CN107952113A - 一种人羊膜神经管的制备方法及应用 - Google Patents

Abstract

本发明公开了一种人羊膜神经管的制备方法，及其在修复周围神经腓总神经损伤中的应用，采用机械剥离与生物胶粘合，制备周围神经损伤修复用羊膜神经管，包被于完全离断的腓总神经，依据实验观察的羊膜吸收情况和缝合腓总神经的功能恢复时间，确定构成羊膜神经管的羊膜层叠数，羊膜神经管应用于5mm较长的腓总神经缺损缝合后的促再生修复，取得满意疗效，受损神经支配区域趾展功能、神经传导速度、腓总神经大体解剖和胫骨前肌肌肉组织病理学均在较短时间恢复，同时羊膜也在一定的时间内被完全吸收，有利于外周刺激信号上传，受损神经信号上传的轴浆运输也得到恢复，且促进神经轴突再生的神经生长因子明显表达上调，而抑制轴突再生的因子明显下调。

Description

一种人羊膜神经管的制备方法及应用

技术领域

本发明涉及生物技术与医学领域，具体涉及一种人羊膜神经管的制备方法及应用。

背景技术

临床常见的周围神经损伤多为创伤所致，可单独发生，或与其他组织损伤合并发生，也可由于压迫、感染、缺血、肿瘤或营养障碍等引起。周围神经损伤后，受该神经支配区的运动，感觉和营养均将发生障碍。临床上表现为疼痛、肌肉瘫痪，皮肤粗糙、无汗、萎缩、破溃，感觉减退或消失，血运障碍等。故而需要及时恢复神经连续性和完整性，并保证神经和髓鞘在适宜的微环境下再生，才能使损伤的神经得以修复，保障受损神经支配区域功能的康复，减轻神经支配区的肌肉萎缩和感觉障碍。

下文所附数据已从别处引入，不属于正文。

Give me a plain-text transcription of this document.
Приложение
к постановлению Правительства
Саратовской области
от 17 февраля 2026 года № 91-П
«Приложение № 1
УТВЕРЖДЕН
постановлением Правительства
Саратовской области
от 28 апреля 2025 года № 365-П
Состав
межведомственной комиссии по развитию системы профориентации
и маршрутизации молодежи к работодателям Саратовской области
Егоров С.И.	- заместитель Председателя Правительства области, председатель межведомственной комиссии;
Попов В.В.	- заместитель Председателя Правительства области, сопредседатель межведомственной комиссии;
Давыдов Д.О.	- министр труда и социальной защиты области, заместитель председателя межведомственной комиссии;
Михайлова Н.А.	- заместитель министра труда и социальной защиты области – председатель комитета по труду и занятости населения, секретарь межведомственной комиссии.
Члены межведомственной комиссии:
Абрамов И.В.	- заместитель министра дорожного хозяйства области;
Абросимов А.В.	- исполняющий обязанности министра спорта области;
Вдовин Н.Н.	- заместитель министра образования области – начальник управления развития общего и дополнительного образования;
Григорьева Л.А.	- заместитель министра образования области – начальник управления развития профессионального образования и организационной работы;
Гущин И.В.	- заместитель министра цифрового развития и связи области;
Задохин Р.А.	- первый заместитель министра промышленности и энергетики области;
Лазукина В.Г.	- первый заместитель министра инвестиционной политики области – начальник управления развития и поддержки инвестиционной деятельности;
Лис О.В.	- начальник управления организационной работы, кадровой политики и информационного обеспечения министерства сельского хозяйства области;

近年来，越来越多的研究运用组织工程技术制备多种神经管，桥接神经断端，建立神经再生通道，明显促进了神经损伤的再生与修复；给予神经营养因子，促进轴突再生，施万氏细胞增殖；损伤神经周围包裹生物材料，防止粘连；移植间充质干细胞，抗炎、改善神经再生微环境与血供等，在周围神经损伤的修复中都产生了较好的修复作用，展示了良好的生物技术临床应用前景。然而，如何构建更加仿真的神经管或具有多种生物活性的神经管，使用生物特性更优的生物材料或赋予生物材料新的活性等，一直是周围神经损伤修复学领域积极探索的重要研究课题。所需生物材料生物相容性、降解情况、可塑性和赋予的生物学功能及合理使用等，都决定着神经再生、修复的质量。常用的生物材料有壳聚糖、聚乳酸和聚羟基乙酸共聚物复合膜、几丁糖-胶原-二丙酸、纤维蛋白凝胶等，这些生物材料均具有良好的生物相容性，能防止神经粘连，并为神经提供了相对较好的再生微环境。

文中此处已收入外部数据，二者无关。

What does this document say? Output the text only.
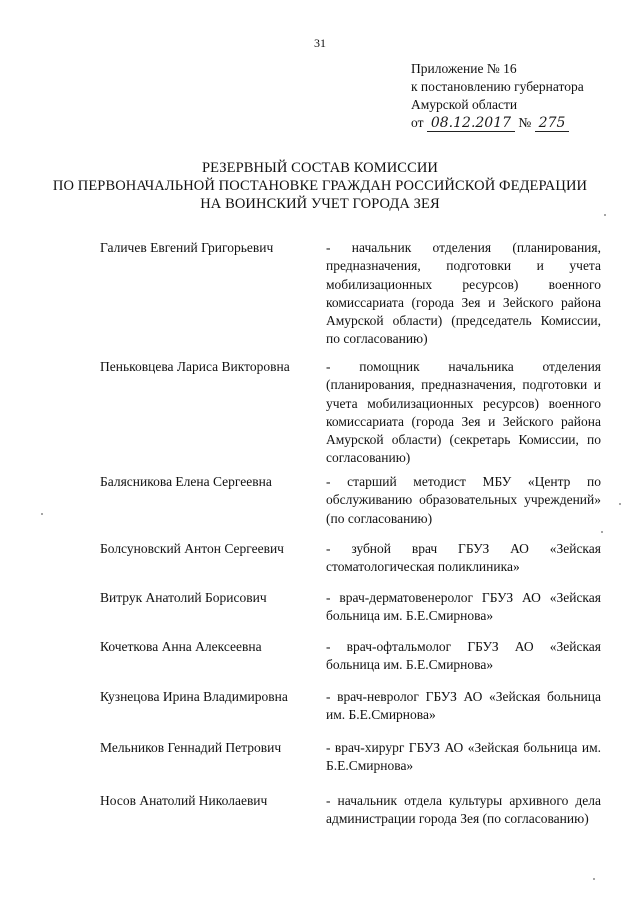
31
Приложение № 16
к постановлению губернатора
Амурской области
от 08.12.2017 № 275
РЕЗЕРВНЫЙ СОСТАВ КОМИССИИ
ПО ПЕРВОНАЧАЛЬНОЙ ПОСТАНОВКЕ ГРАЖДАН РОССИЙСКОЙ ФЕДЕРАЦИИ
НА ВОИНСКИЙ УЧЕТ ГОРОДА ЗЕЯ
Галичев Евгений Григорьевич	- начальник отделения (планирования, предназначения, подготовки и учета мобилизационных ресурсов) военного комиссариата (города Зея и Зейского района Амурской области) (председатель Комиссии, по согласованию)
Пеньковцева Лариса Викторовна	- помощник начальника отделения (планирования, предназначения, подготовки и учета мобилизационных ресурсов) военного комиссариата (города Зея и Зейского района Амурской области) (секретарь Комиссии, по согласованию)
Балясникова Елена Сергеевна	- старший методист МБУ «Центр по обслуживанию образовательных учреждений» (по согласованию)
Болсуновский Антон Сергеевич	- зубной врач ГБУЗ АО «Зейская стоматологическая поликлиника»
Витрук Анатолий Борисович	- врач-дерматовенеролог ГБУЗ АО «Зейская больница им. Б.Е.Смирнова»
Кочеткова Анна Алексеевна	- врач-офтальмолог ГБУЗ АО «Зейская больница им. Б.Е.Смирнова»
Кузнецова Ирина Владимировна	- врач-невролог ГБУЗ АО «Зейская больница им. Б.Е.Смирнова»
Мельников Геннадий Петрович	- врач-хирург ГБУЗ АО «Зейская больница им. Б.Е.Смирнова»
Носов Анатолий Николаевич	- начальник отдела культуры архивного дела администрации города Зея (по согласованию)
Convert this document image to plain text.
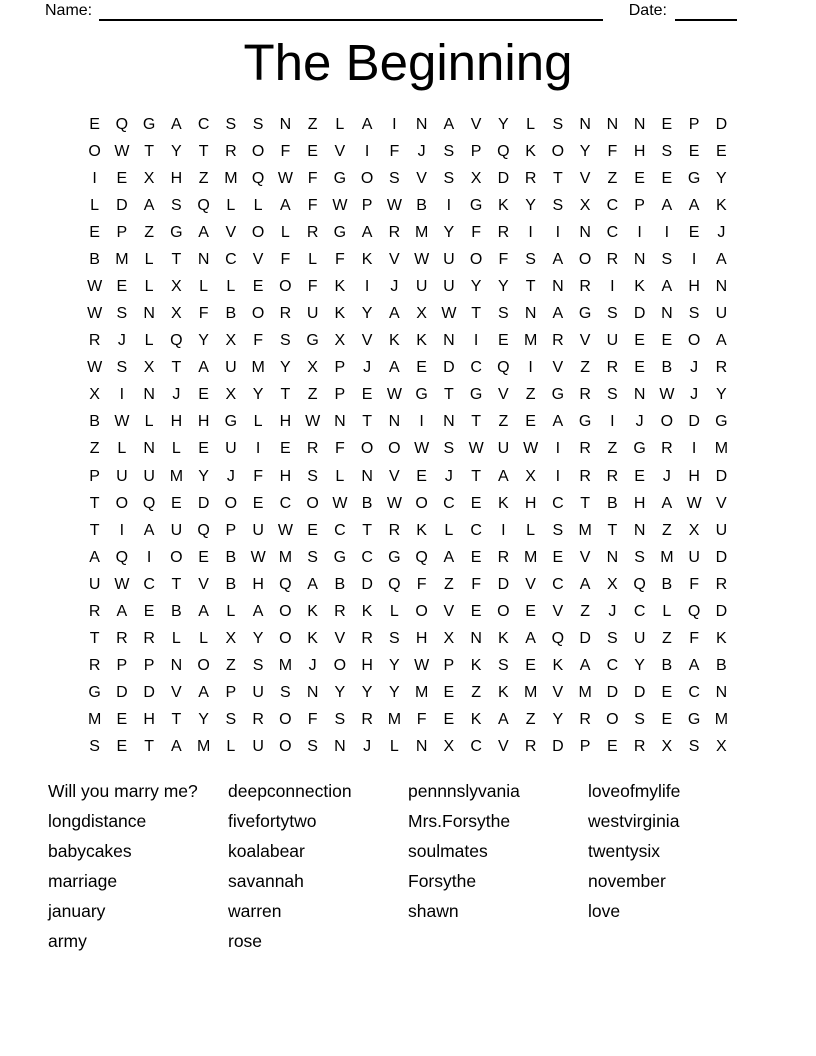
Name:	Date:
The Beginning
E Q G A	C	S	S	N	Z	L	A	I	N	A	V	Y	L	S	N N N	E	P	D
O W T	Y	T	R O	F	E	V	I	F	J	S	P Q K O Y	F	H	S	E	E
I	E	X	H	Z M Q W F	G O S	V	S	X	D R	T	V	Z	E	E G Y
L	D	A	S Q	L	L	A	F W P W B	I	G K	Y	S	X	C	P	A	A	K
E	P	Z	G A	V O	L	R G A	R M Y	F	R	I	I	N C	I	I	E	J
B M	L	T	N C	V	F	L	F	K	V W U O	F	S	A O R N	S	I	A
W E	L	X	L	L	E O	F	K	I	J	U U	Y	Y	T	N R	I	K	A	H N
W S	N	X	F	B O R U	K	Y	A	X W T	S	N	A G S	D N	S	U
R	J	L	Q Y	X	F	S G X	V	K	K	N	I	E M R	V	U	E	E O A
W S	X	T	A	U M Y	X	P	J	A	E	D C Q	I	V	Z	R	E	B	J	R
X	I	N	J	E	X	Y	T	Z	P	E W G	T	G V	Z	G R	S	N W J	Y
B W L	H H G	L	H W N	T	N	I	N	T	Z	E	A G	I	J	O D G
Z	L	N	L	E	U	I	E	R	F	O O W S W U W	I	R	Z	G R	I	M
P	U U M Y	J	F	H	S	L	N	V	E	J	T	A	X	I	R R	E	J	H D
T	O Q E	D O E	C O W B W O C	E	K	H C	T	B	H	A W V
T	I	A	U Q P	U W E	C	T	R	K	L	C	I	L	S M T	N	Z	X	U
A Q	I	O E	B W M S G C G Q A	E	R M E	V	N	S M U D
U W C	T	V	B	H Q A	B	D Q	F	Z	F	D	V	C	A	X Q B	F	R
R	A	E	B	A	L	A O K	R	K	L	O V	E O E	V	Z	J	C	L	Q D
T	R R	L	L	X	Y O K	V	R	S	H	X	N	K	A Q D	S	U	Z	F	K
R	P	P	N O	Z	S M	J	O H	Y W P	K	S	E	K	A	C	Y	B	A	B
G D D	V	A	P	U	S	N	Y	Y	Y M E	Z	K M V M D D	E	C N
M E	H	T	Y	S	R O	F	S	R M F	E	K	A	Z	Y	R O S	E G M
S	E	T	A M	L	U O S	N	J	L	N	X	C	V	R D	P	E	R	X	S	X
Will you marry me?
longdistance
babycakes
marriage
january
army
deepconnection
fivefortytwo
koalabear
savannah
warren
rose
pennnslyvania
Mrs.Forsythe
soulmates
Forsythe
shawn
loveofmylife
westvirginia
twentysix
november
love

人羊膜(human amniotic membrane，HAM)作为一种生物材料已有悠久的历史，近30年来，才逐渐成为关注与研究的重点，目前已较为广泛地应用于眼表损伤、角膜重建、阴道修补、皮肤烧伤、组织填充、支架材料及神经管制作等。研究表明羊膜具有非致瘤性和低免疫原性，其抗菌、抗病毒、抗炎作用与分泌多种活性因子等功能特性，如分泌转化生长因子-β、表皮生长因子、基质细胞衍生因子、血管内皮细胞生长因子、多型胶原等，使其成为了医用生物材料开发的良好来源；作为废弃物，使用中存在的伦理争议非常小，来源十分丰富，也促成了羊膜产品的研发。近年多篇文献报道，鉴于羊膜的分泌功能等，将新鲜或冻干的羊膜作为周围神经修复的材料可明显促进损伤神经功能的恢复，但其具体修复神经作用报道不尽一致，修复的作用机制更是了解甚少。

发明内容

本发明意在提供一种利用新鲜的人羊膜制作的神经管，以促进损伤神经功能的恢复，并进一步研究其修复的作用机制。

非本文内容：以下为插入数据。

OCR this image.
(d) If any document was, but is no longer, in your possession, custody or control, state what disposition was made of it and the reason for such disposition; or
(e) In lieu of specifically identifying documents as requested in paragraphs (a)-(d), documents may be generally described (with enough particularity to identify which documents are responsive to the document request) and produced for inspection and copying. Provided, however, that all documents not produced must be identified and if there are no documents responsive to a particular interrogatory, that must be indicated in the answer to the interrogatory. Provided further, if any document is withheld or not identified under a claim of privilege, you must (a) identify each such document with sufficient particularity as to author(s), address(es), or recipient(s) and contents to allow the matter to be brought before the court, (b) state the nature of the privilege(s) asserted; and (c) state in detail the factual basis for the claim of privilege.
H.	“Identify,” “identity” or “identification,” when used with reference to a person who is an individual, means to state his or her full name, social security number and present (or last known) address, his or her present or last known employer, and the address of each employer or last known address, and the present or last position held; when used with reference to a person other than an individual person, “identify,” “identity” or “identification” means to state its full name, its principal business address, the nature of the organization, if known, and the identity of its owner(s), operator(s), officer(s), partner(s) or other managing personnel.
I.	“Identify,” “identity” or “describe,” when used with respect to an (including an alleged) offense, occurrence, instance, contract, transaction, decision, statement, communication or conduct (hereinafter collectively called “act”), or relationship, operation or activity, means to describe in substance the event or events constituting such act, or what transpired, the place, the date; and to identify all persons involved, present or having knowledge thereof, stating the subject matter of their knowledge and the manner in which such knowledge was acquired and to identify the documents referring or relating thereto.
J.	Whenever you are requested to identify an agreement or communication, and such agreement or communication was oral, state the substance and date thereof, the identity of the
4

本发明的一种人羊膜神经管的制备方法，取2～4层新鲜的人羊膜片，边缘用临床体内应用的粘合剂粘合封闭制成人羊膜神经管。

进一步，所述粘合剂为医用OB胶或医用组织胶水。医用OB胶为外科封堵瘘口用的氰基烯酸酯胶，医用组织胶水为外科伤口闭合、止血所用的α-氰基丙烯酸正丁酯。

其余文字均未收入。